With directorial sleight of hand, Kaufman merges the contest of French philosophies in the early 19th century--enlightenment, rationalism, sensual romanticism, absolutism--with the early 21st century notion of writing as therapy. At some point during the film, the marquis' gothic sexual fantasies metamorphose from pornography into art. That's because what's important to Kaufman is not what the marquis wrote, but his overpowering need to write. In today's sugary, Oprah-tic terms, his compulsion, not his talent, entitles him to honor. He pens comic-book vindictive fantasies? Well, he has Issues that need to be Worked Out. His prose is overripe and rococo? Ah, but he has Feelings he must Express.

Curiously, the excerpts from the marquis' writings that Doug Wright's script doles out are actually quite tame. The language is replete with elaborate euphemisms such as "Venus mound" and "pikestaff," and the subject matter ranges no further than some rather laughable perversions. Kaufman has his R rating to protect, of course, but choosing more genuinely scabrous excerpts might also nudge the audience out of sympathy with the marquis.

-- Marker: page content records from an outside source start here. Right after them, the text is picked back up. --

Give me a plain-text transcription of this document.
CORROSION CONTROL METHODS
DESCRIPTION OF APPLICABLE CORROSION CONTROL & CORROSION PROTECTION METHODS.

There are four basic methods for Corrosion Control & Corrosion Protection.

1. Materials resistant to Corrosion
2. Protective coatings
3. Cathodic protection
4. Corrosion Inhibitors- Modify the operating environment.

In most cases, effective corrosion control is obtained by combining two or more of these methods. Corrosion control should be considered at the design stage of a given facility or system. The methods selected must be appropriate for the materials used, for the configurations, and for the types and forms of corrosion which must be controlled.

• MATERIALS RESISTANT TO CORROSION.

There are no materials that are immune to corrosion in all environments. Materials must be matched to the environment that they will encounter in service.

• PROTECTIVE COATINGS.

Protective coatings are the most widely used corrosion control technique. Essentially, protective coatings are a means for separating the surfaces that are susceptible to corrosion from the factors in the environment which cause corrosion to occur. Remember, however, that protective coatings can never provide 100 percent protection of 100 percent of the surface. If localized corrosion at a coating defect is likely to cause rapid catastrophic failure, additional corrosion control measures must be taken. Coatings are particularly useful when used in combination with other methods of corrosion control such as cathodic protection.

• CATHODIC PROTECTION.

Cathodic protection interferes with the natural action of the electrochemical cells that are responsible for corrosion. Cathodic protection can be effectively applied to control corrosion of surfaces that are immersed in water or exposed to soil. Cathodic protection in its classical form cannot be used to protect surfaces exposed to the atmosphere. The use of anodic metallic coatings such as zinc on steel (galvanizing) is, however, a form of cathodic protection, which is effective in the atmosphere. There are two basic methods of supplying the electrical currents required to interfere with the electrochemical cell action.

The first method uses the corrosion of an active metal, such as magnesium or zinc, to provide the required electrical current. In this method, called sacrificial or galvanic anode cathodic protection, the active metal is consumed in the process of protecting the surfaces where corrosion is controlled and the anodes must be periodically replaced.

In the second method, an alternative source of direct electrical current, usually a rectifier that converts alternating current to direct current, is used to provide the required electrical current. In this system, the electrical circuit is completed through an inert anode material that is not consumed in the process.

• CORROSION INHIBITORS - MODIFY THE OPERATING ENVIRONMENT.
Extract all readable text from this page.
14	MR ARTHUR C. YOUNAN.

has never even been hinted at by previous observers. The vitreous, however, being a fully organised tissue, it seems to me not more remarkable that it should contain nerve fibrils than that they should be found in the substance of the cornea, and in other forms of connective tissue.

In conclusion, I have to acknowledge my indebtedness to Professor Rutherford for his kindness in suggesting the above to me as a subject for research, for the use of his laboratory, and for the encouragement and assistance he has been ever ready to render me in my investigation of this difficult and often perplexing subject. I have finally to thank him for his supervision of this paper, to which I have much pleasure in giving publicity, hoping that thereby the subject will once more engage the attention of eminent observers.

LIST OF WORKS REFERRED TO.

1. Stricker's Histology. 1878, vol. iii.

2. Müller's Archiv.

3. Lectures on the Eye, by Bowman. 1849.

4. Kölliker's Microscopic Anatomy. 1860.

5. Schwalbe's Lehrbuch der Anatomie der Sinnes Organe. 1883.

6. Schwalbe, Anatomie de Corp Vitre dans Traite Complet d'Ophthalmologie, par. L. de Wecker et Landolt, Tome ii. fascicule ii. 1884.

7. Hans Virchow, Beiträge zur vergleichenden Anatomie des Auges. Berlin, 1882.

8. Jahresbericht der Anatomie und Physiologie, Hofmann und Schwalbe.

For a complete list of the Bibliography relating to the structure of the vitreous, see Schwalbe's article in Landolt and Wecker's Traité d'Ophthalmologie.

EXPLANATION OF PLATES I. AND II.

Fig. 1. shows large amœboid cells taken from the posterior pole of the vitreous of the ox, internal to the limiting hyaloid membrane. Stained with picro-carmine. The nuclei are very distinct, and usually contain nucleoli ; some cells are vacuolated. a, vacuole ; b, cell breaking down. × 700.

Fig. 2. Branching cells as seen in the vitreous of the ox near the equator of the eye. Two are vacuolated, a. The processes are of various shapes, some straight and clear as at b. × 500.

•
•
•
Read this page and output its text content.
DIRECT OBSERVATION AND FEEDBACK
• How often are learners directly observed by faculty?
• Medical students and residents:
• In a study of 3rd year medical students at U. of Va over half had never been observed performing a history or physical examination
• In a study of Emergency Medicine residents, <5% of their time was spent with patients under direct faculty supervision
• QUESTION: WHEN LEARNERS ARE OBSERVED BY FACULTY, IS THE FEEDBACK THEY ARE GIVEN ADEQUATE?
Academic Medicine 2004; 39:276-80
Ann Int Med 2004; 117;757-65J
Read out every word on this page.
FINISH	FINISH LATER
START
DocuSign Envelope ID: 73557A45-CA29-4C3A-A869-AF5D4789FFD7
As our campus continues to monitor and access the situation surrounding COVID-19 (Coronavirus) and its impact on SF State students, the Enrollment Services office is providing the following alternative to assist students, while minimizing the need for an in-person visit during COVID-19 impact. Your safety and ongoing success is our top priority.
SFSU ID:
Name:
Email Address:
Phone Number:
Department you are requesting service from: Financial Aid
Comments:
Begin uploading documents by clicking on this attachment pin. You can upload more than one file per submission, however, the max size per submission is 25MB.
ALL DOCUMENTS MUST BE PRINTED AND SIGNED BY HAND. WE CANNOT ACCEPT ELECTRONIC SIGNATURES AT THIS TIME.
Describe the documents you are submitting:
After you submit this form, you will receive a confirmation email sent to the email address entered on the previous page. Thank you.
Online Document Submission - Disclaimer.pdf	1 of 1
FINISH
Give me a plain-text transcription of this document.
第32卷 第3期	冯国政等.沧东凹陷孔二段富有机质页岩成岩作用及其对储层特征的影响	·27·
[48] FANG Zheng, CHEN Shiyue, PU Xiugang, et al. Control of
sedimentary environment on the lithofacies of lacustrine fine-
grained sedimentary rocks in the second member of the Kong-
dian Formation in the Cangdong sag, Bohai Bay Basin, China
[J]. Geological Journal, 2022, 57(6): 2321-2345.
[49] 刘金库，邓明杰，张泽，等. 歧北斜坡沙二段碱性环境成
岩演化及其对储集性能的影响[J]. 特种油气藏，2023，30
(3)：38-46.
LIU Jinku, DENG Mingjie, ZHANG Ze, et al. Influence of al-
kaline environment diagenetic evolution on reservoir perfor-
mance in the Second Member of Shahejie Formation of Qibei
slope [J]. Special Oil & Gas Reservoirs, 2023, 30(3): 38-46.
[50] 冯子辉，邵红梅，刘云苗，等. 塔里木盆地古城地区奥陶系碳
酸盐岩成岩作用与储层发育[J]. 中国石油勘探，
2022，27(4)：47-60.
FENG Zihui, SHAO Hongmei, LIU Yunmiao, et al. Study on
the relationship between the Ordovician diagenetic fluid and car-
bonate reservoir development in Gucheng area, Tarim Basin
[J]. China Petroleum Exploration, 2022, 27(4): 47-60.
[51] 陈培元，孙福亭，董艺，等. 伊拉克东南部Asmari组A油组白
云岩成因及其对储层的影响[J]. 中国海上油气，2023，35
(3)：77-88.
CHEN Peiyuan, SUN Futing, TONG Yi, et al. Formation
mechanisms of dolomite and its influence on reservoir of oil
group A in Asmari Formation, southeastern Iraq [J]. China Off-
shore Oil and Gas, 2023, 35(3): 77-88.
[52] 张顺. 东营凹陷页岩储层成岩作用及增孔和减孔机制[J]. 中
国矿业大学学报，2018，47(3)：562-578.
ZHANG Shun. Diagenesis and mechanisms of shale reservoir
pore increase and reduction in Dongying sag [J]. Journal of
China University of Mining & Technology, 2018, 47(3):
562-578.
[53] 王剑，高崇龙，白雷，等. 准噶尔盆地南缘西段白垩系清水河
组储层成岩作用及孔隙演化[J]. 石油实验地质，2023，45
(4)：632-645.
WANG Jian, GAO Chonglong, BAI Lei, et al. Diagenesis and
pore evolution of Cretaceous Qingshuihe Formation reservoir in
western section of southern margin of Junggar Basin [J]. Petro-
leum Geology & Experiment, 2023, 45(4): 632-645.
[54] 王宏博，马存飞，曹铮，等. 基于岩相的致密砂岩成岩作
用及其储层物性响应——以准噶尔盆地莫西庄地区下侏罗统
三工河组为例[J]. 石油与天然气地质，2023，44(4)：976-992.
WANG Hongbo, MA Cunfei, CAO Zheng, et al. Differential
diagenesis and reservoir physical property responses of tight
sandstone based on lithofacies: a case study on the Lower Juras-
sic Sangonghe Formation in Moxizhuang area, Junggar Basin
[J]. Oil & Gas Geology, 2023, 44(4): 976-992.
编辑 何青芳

In the film, neither the marquis nor his books injure anyone (except for the pride of the long-suffering marquise)--until the emperor decides to quash his writing, beginning a chain of events that leads to blazing cataclysm. The marquis, locked in solitary confinement, deprived of paper and quills, narrates his final story through a chink in the wall. His fellow inmates--a stereotyped collection of droolers, mutterers and brutes--whisper his gruesome tale from cell to cell, until it finally reaches the marquis' amanuensis, the newly literate chambermaid Madeleine (Kate Winslet). With each new detail, the lunatic messengers become progressively more inflamed.